Touch-me-not? —Two bells. Rise slow. Break.
—Sitting spent. Flowing in ditch-grass, a fresh
trickle now, where coltsfoot
lions pounce, and leafy new
ladders climb of blue, wet nipples: the return
of forget-me-not. I asked her to help me, she turned
away, I don't know how
to help you. (I turned away—I couldn't make . . .



            26.

I couldn't take it.) Outside the garden grew
a dragon in my grain. Held high a steel shaft.
Ached with weight. Made maw.
Drove down again. To pry dirt wide
rocked back and forth. To sledge young cedar (rag-strips
of red bark, wet flap on wood) sharp the tip,
true the aim, then broad
the arc and down hard. Posts in, raise fence. Who knew



            27.

he was already in and through? A panicked fire newt
darts through the weedage of my father's unused
plot: squash vines, rampant
parsley thickets, monkey weeds as children
we grew there from seeds. His wisteria blooms
a second time on the roof, modest in autumn,
he sells the house, moves down
the coast, remarries. Who knows? He may have found a future



            28.

to settle the past. Come gone love, come wisdom. Lost
in the holly, a beautiful weeping lady: deadly
nightshade, solatrum, soothing
painkiller; misreading turned her
solem atrum, black sun, eclipse: it
isn't half as poisonous as thought.
Bittersweet. The red berry
darkens and dries: doe eyes.

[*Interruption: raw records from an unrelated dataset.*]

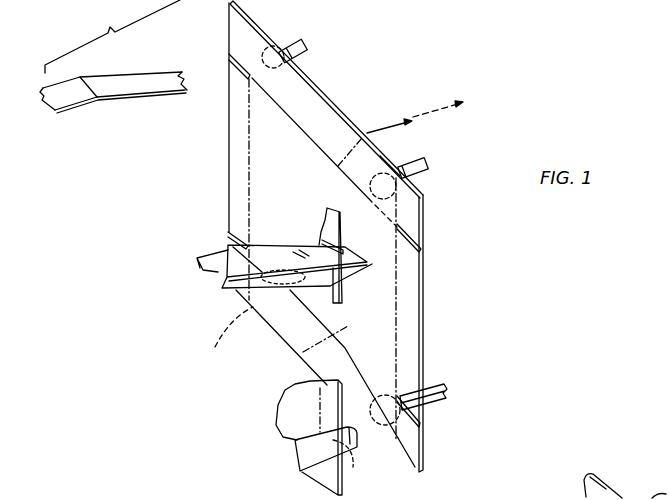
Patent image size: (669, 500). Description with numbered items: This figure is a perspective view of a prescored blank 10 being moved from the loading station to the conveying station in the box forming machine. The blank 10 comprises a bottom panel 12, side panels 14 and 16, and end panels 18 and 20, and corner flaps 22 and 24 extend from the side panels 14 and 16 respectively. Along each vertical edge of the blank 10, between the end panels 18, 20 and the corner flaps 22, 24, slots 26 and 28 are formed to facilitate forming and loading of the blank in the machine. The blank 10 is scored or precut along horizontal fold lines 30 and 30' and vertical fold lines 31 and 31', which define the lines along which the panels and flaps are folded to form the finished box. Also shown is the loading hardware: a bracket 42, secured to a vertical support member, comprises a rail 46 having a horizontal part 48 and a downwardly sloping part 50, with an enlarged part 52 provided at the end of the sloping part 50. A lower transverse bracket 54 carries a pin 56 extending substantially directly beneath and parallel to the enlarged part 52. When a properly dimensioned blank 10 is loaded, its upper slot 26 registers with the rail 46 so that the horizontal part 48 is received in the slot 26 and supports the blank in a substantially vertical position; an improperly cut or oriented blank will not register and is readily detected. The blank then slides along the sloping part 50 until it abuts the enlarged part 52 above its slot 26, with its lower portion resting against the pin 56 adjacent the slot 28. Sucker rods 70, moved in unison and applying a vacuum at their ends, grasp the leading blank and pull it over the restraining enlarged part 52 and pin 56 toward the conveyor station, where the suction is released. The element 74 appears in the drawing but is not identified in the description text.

The blank 10 is at (224, 152).
The bottom panel 12 is at (281, 171).
The side panel 14 is at (392, 170).
The side panel 16 is at (280, 320).
The end panel 18 is at (229, 186).
The end panel 20 is at (416, 305).
The corner flap 22 is at (238, 27).
The corner flap 24 is at (240, 297).
The upper slot 26 is at (229, 54).
The lower slot 28 is at (244, 245).
The horizontal fold line 30 is at (412, 117).
The horizontal fold line 30' is at (303, 354).
The vertical fold line 31 is at (429, 323).
The vertical fold line 31' is at (219, 116).
The bracket 42 is at (137, 100).
The rail 46 is at (122, 88).
The horizontal part 48 is at (62, 100).
The downwardly sloping part 50 is at (146, 86).
The enlarged part 52 is at (187, 78).
The lower transverse bracket 54 is at (313, 464).
The pin 56 is at (347, 462).
The sucker rod 70 is at (284, 46).
The bracket member 74 is at (620, 497).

Once more, the old mistrust,



            29.

quivered, nervous. . . . Her gaze lifts and passes
above human things. Soon it is dinner.
My work is to prepare.
I walk out to the garden in a light rain
(the monastery needs it, too, a dry
August) and kneel in the bed (I don't know why
I am crying) where fawn
and doe, gone now, flicked their tails and browsed grass,



            30.

and a web, abandoned, broken, gathers evening
between a mess of oatgrass and a fencepost:
slant stalks, turned tree, blast-place
of long-past. Stars of insect shells
and calls. They're all over. And now a verb-weed
opening; the noun-flower has gone mostly to seed—
to lose—to fail—to fall
head over heels into the earth where a rough unfastening



            31.

power moves, wordless and generous, unknown.
To know it moves and lives—oh, enough.
I'm returning, early evening,
with ordinary gifts: carrots,
tomatoes, dill weed, sugar peas in a white
beat-up bucket. A step—I shift my weight
to test a flag we set
down this morning. Each stone a path. We are not our own.